I’m new to this blog but it’s been so great reading that there is the possibility of recovery.

I’m 28 now and had my symptoms start in July last year with them becoming increasingly worse for 6 months or so - it started off with a vertigo attach and after that there have been imbalance, dizziness, head pressure, ‘tilting’ and also a related anxiety situation where I was even afraid to leave the house on my own.

My workplace were very understanding and I somehow managed to get 6-7 months off work for recovery - I was very grateful for this as I thought I just needed some time and I also got married in May this year! My symptoms (and attitude) got much better during my break and the wedding went well, after which I returned to work. I was fine for the first 2/3 weeks using a phased return although it was a stressful time of the year to join - during this time I was totally happy travelling to work and had my confidence return at being on my own again. As soon as my hormone cycle hit and I went back to normal hours (the week coincided between the two), I felt I could no longer get on the trains and my health has generally been on a downhill curve since.

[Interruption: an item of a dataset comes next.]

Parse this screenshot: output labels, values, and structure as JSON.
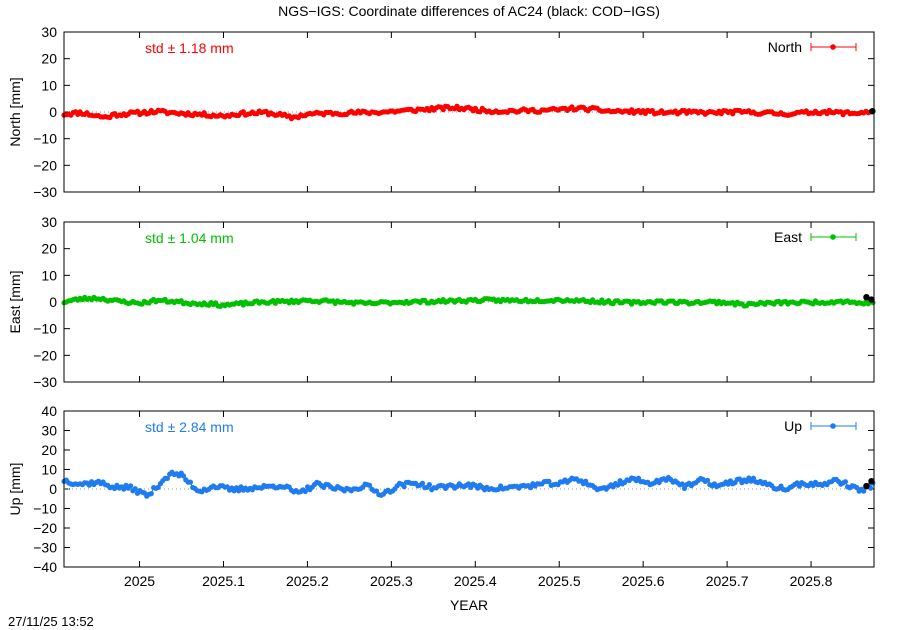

Unfortunately, I’ve had to resign as I am not able to fulfill my duties effectively and feel that I need to find some part time work in order to decrease the stress and the travelling. This has been really difficult as I really enjoy my job (as far as jobs go) and on days I feel ok, I start panicking over whether I’ve made the right decision and feel like taking back my resignation - this isn’t helping my stress levels.

Has anyone had any experience of part time work making them feel better? I am also worried about being able to get a decent part time job (even though I have a pretty good CV) and worried about how they will react to my taking sick days etc.

Has anyone had any experience of switching to part time work that helped?